La ville de Flandre orientale s’attend au retrait de sa reconnaissance internationale mi-décembre, à cause d’un char du cortège du Carnaval passé accusé de véhiculer des clichés antisémites (photo). Le bourgmestre a d’ailleurs dû aller s’expliquer à Paris. Il veut maintenant prendre les devants d’une possible exclusion et projette de retirer le carnaval alostois de la liste du patrimoine immatériel de l’Humanité de l’Unesco. "Alost ne veut plus de la belle-mère Unesco" déclarait Christoph D’Haese (N-VA) dimanche à VRT NWS. Mais une procédure de retrait n’existe actuellement pas.

L'an dernier un char de la compagnie Vismooil'n avait entraîné l'événement folklorique de Carnaval sur le chemin de la polémique. Il transportait des personnages juifs caricaturaux défendant un coffre que l'on supposait rempli d'argent. Des organisations juives avaient alors dénoncé les "conséquences désastreuses" de la diffusion de "préjugés antisémites extrêmement chargés".

Malgré plusieurs rencontres entre les parties concernées et une visite du bourgmestre d'Alost à l'Unesco à Paris, aucun compromis n'a cependant été trouvé. Alost est convaincu que son carnaval sera exclu de la liste du patrimoine immatériel de l'humanité, mais ne veut pas être censuré, explique le bourgmestre Christoph D'Haese (photo).

Les habitants d'Alost ont subi des reproches grotesques", ajoute-t-il dans un communiqué de presse. "Nous ne sommes ni antisémites ni racistes. Tous ceux qui soutiennent cela sont de mauvaise foi. Alost restera toujours la capitale de la moquerie et de la satire." La ville a donc décidé de retirer elle-même son carnaval de la liste de l'Unesco et l'annoncera formellement à l'organisation cette semaine.

Laurie Dieffembacq

Christoph D'Haese dénonce par ailleurs l'attitude de l'Unesco dans ce dossier et évoque une enquête "biaisée". "Pour le grand public, nous restons une grande fête folklorique avec un caractère moqueur, anarchiste et politico-socialement satirique." Le carnaval d'Alost ne changera pas ses habitudes lors des prochaines éditions, annonce-t-il.

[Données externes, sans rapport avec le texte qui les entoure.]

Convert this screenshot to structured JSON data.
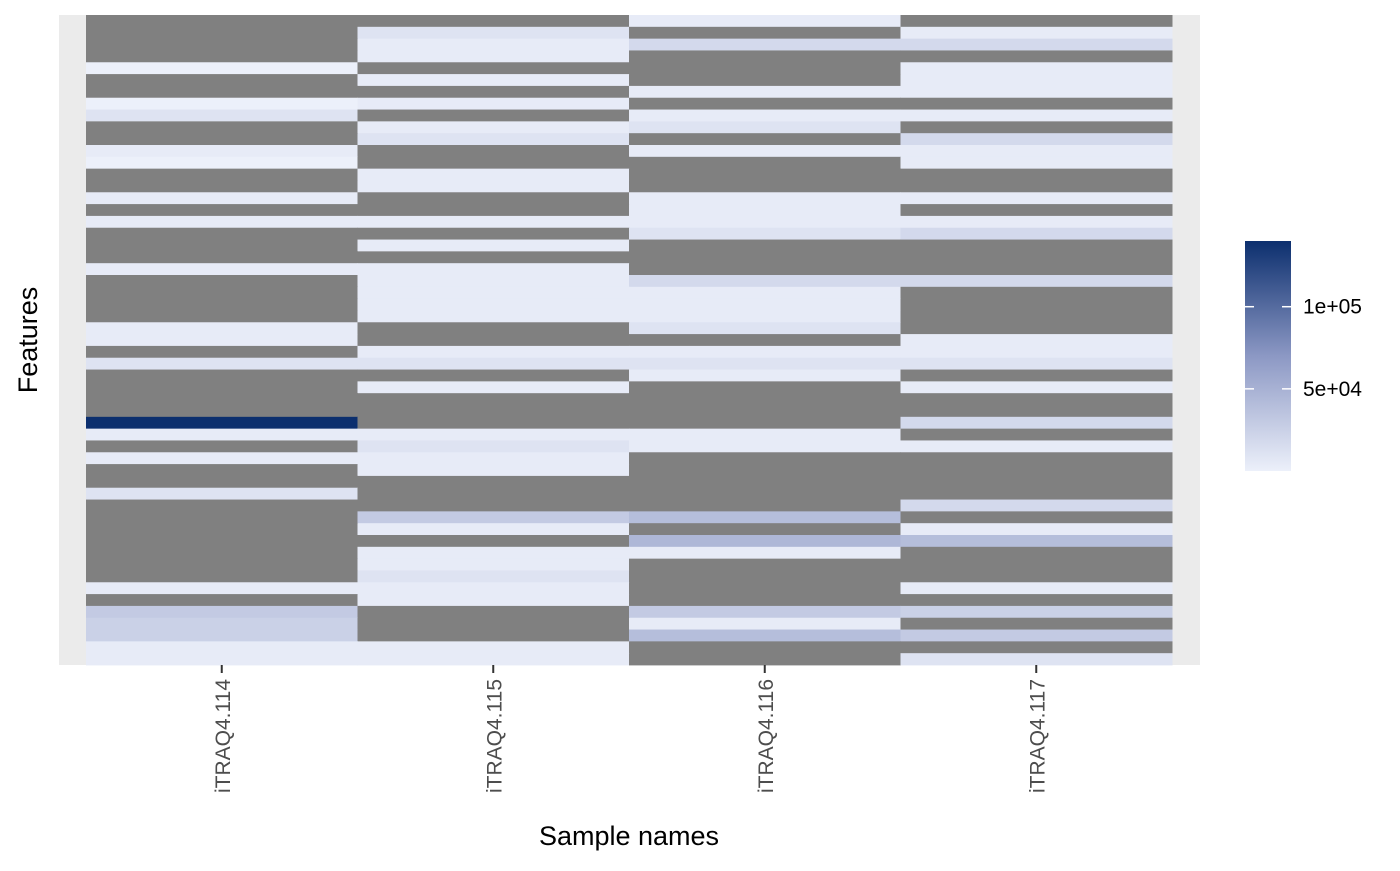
{
  "chart_data": {
    "type": "heatmap",
    "title": "",
    "xlabel": "Sample names",
    "ylabel": "Features",
    "x_categories": [
      "iTRAQ4.114",
      "iTRAQ4.115",
      "iTRAQ4.116",
      "iTRAQ4.117"
    ],
    "n_features": 55,
    "na_color": "#808080",
    "panel_background": "#ebebeb",
    "grid": false,
    "colorscale": {
      "low_color": "#ecf0fa",
      "high_color": "#0c2f6e",
      "min": 0,
      "max": 140000,
      "breaks": [
        50000,
        100000
      ],
      "break_labels": [
        "5e+04",
        "1e+05"
      ],
      "legend_position": "right",
      "legend_title": ""
    },
    "values": [
      [
        null,
        null,
        4000,
        null
      ],
      [
        null,
        10000,
        null,
        4000
      ],
      [
        null,
        4000,
        18000,
        18000
      ],
      [
        null,
        4000,
        null,
        null
      ],
      [
        0,
        null,
        null,
        4000
      ],
      [
        null,
        4000,
        null,
        4000
      ],
      [
        null,
        null,
        4000,
        4000
      ],
      [
        0,
        4000,
        null,
        null
      ],
      [
        10000,
        null,
        4000,
        4000
      ],
      [
        null,
        4000,
        10000,
        null
      ],
      [
        null,
        10000,
        null,
        18000
      ],
      [
        4000,
        null,
        4000,
        4000
      ],
      [
        0,
        null,
        null,
        4000
      ],
      [
        null,
        4000,
        null,
        null
      ],
      [
        null,
        4000,
        null,
        null
      ],
      [
        4000,
        null,
        4000,
        4000
      ],
      [
        null,
        null,
        4000,
        null
      ],
      [
        4000,
        4000,
        4000,
        4000
      ],
      [
        null,
        null,
        10000,
        18000
      ],
      [
        null,
        4000,
        null,
        null
      ],
      [
        null,
        null,
        null,
        null
      ],
      [
        4000,
        4000,
        null,
        null
      ],
      [
        null,
        4000,
        18000,
        18000
      ],
      [
        null,
        4000,
        4000,
        null
      ],
      [
        null,
        4000,
        4000,
        null
      ],
      [
        null,
        4000,
        4000,
        null
      ],
      [
        4000,
        null,
        10000,
        null
      ],
      [
        4000,
        null,
        null,
        4000
      ],
      [
        null,
        4000,
        4000,
        4000
      ],
      [
        10000,
        10000,
        10000,
        10000
      ],
      [
        null,
        null,
        4000,
        null
      ],
      [
        null,
        4000,
        null,
        4000
      ],
      [
        null,
        null,
        null,
        null
      ],
      [
        null,
        null,
        null,
        null
      ],
      [
        140000,
        null,
        null,
        18000
      ],
      [
        4000,
        4000,
        4000,
        null
      ],
      [
        null,
        10000,
        4000,
        4000
      ],
      [
        4000,
        4000,
        null,
        null
      ],
      [
        null,
        4000,
        null,
        null
      ],
      [
        null,
        null,
        null,
        null
      ],
      [
        10000,
        null,
        null,
        null
      ],
      [
        null,
        null,
        null,
        18000
      ],
      [
        null,
        30000,
        40000,
        null
      ],
      [
        null,
        4000,
        null,
        4000
      ],
      [
        null,
        null,
        45000,
        40000
      ],
      [
        null,
        4000,
        4000,
        null
      ],
      [
        null,
        4000,
        null,
        null
      ],
      [
        null,
        10000,
        null,
        null
      ],
      [
        4000,
        4000,
        null,
        4000
      ],
      [
        null,
        4000,
        null,
        null
      ],
      [
        30000,
        null,
        30000,
        25000
      ],
      [
        25000,
        null,
        4000,
        null
      ],
      [
        25000,
        null,
        40000,
        30000
      ],
      [
        4000,
        4000,
        null,
        null
      ],
      [
        4000,
        4000,
        null,
        10000
      ]
    ]
  }
}
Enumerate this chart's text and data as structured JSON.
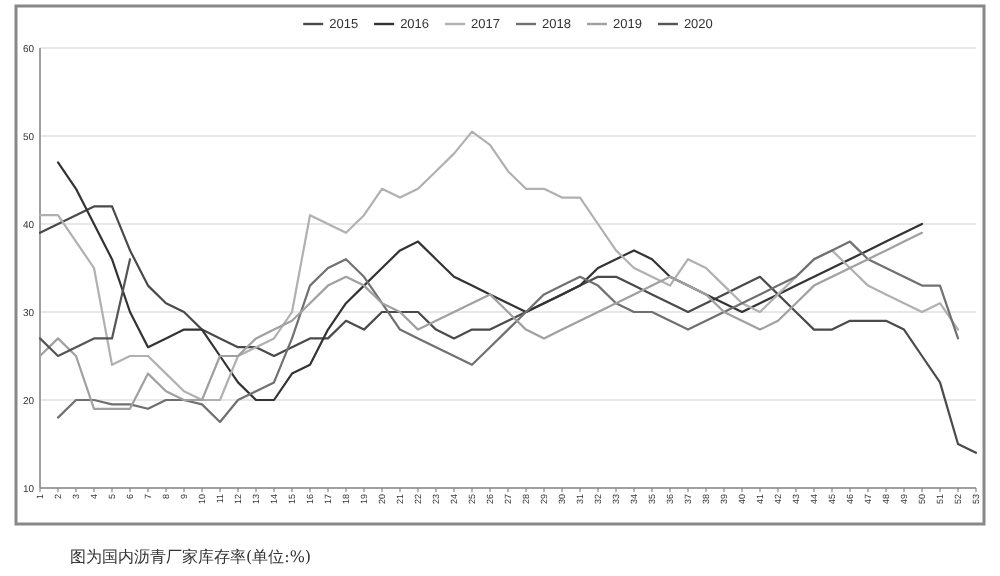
{
  "chart_data": {
    "type": "line",
    "categories": [
      "1",
      "2",
      "3",
      "4",
      "5",
      "6",
      "7",
      "8",
      "9",
      "10",
      "11",
      "12",
      "13",
      "14",
      "15",
      "16",
      "17",
      "18",
      "19",
      "20",
      "21",
      "22",
      "23",
      "24",
      "25",
      "26",
      "27",
      "28",
      "29",
      "30",
      "31",
      "32",
      "33",
      "34",
      "35",
      "36",
      "37",
      "38",
      "39",
      "40",
      "41",
      "42",
      "43",
      "44",
      "45",
      "46",
      "47",
      "48",
      "49",
      "50",
      "51",
      "52",
      "53"
    ],
    "series": [
      {
        "name": "2015",
        "color": "#4a4a4a",
        "values": [
          39,
          40,
          41,
          42,
          42,
          37,
          33,
          31,
          30,
          28,
          27,
          26,
          26,
          25,
          26,
          27,
          27,
          29,
          28,
          30,
          30,
          30,
          28,
          27,
          28,
          28,
          29,
          30,
          31,
          32,
          33,
          34,
          34,
          33,
          32,
          31,
          30,
          31,
          32,
          33,
          34,
          32,
          30,
          28,
          28,
          29,
          29,
          29,
          28,
          25,
          22,
          15,
          14
        ]
      },
      {
        "name": "2016",
        "color": "#333333",
        "values": [
          null,
          47,
          44,
          40,
          36,
          30,
          26,
          27,
          28,
          28,
          25,
          22,
          20,
          20,
          23,
          24,
          28,
          31,
          33,
          35,
          37,
          38,
          36,
          34,
          33,
          32,
          31,
          30,
          31,
          32,
          33,
          35,
          36,
          37,
          36,
          34,
          33,
          32,
          31,
          30,
          31,
          32,
          33,
          34,
          35,
          36,
          37,
          38,
          39,
          40,
          null,
          null,
          null
        ]
      },
      {
        "name": "2017",
        "color": "#b0b0b0",
        "values": [
          41,
          41,
          38,
          35,
          24,
          25,
          25,
          23,
          21,
          20,
          20,
          25,
          26,
          27,
          30,
          41,
          40,
          39,
          41,
          44,
          43,
          44,
          46,
          48,
          50.5,
          49,
          46,
          44,
          44,
          43,
          43,
          40,
          37,
          35,
          34,
          33,
          36,
          35,
          33,
          31,
          30,
          32,
          34,
          36,
          37,
          35,
          33,
          32,
          31,
          30,
          31,
          28,
          null
        ]
      },
      {
        "name": "2018",
        "color": "#707070",
        "values": [
          null,
          18,
          20,
          20,
          19.5,
          19.5,
          19,
          20,
          20,
          19.5,
          17.5,
          20,
          21,
          22,
          27,
          33,
          35,
          36,
          34,
          31,
          28,
          27,
          26,
          25,
          24,
          26,
          28,
          30,
          32,
          33,
          34,
          33,
          31,
          30,
          30,
          29,
          28,
          29,
          30,
          31,
          32,
          33,
          34,
          36,
          37,
          38,
          36,
          35,
          34,
          33,
          33,
          27,
          null
        ]
      },
      {
        "name": "2019",
        "color": "#a0a0a0",
        "values": [
          25,
          27,
          25,
          19,
          19,
          19,
          23,
          21,
          20,
          20,
          25,
          25,
          27,
          28,
          29,
          31,
          33,
          34,
          33,
          31,
          30,
          28,
          29,
          30,
          31,
          32,
          30,
          28,
          27,
          28,
          29,
          30,
          31,
          32,
          33,
          34,
          33,
          32,
          30,
          29,
          28,
          29,
          31,
          33,
          34,
          35,
          36,
          37,
          38,
          39,
          null,
          null,
          null
        ]
      },
      {
        "name": "2020",
        "color": "#555555",
        "values": [
          27,
          25,
          26,
          27,
          27,
          36,
          null,
          null,
          null,
          null,
          null,
          null,
          null,
          null,
          null,
          null,
          null,
          null,
          null,
          null,
          null,
          null,
          null,
          null,
          null,
          null,
          null,
          null,
          null,
          null,
          null,
          null,
          null,
          null,
          null,
          null,
          null,
          null,
          null,
          null,
          null,
          null,
          null,
          null,
          null,
          null,
          null,
          null,
          null,
          null,
          null,
          null,
          null
        ]
      }
    ],
    "ylim": [
      10,
      60
    ],
    "yticks": [
      10,
      20,
      30,
      40,
      50,
      60
    ],
    "grid": "y",
    "legend": "top",
    "annotations": [
      "图为国内沥青厂家库存率(单位:%)"
    ]
  }
}
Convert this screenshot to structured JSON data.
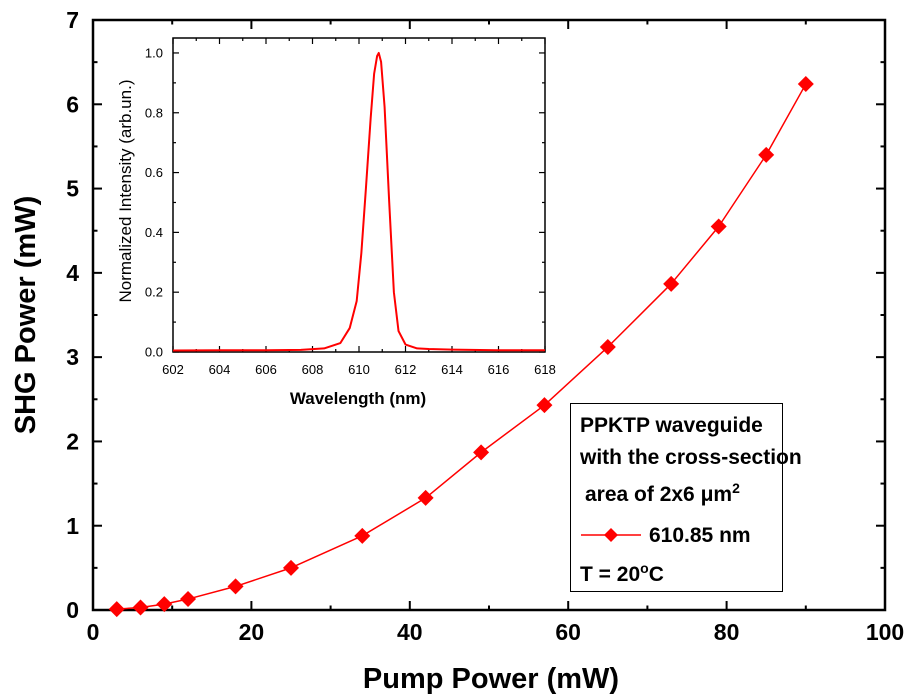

Pour l'Association juive européenne (EJA), la manifestation ne méritait clairement plus une telle reconnaissance, et elle a donc anticipé la sanction de l'Unesco. "Malgré les critiques, malgré des images manifestement antisémites, et plutôt que de reconnaître les torts, le bourgmestre s'est montré provocateur et cynique", déplore dans un communiqué le rabbin Margolin, président de l'organisation. "Il est triste de constater que l'occasion de redonner au carnaval des valeurs universelles de savoir-vivre n'a pas été saisie." Le caractère antisémite de la dernière édition de l'événement ne faisait aucun doute, selon l'EJA. La manœuvre annoncée ce dimanche n'est qu'une manière pour la ville de sauver la face, estime-t-elle.

Ce serait la première fois dans le monde que quelque chose est rayé de la liste du patrimoine immatériel de l’Humanité de l’Unesco.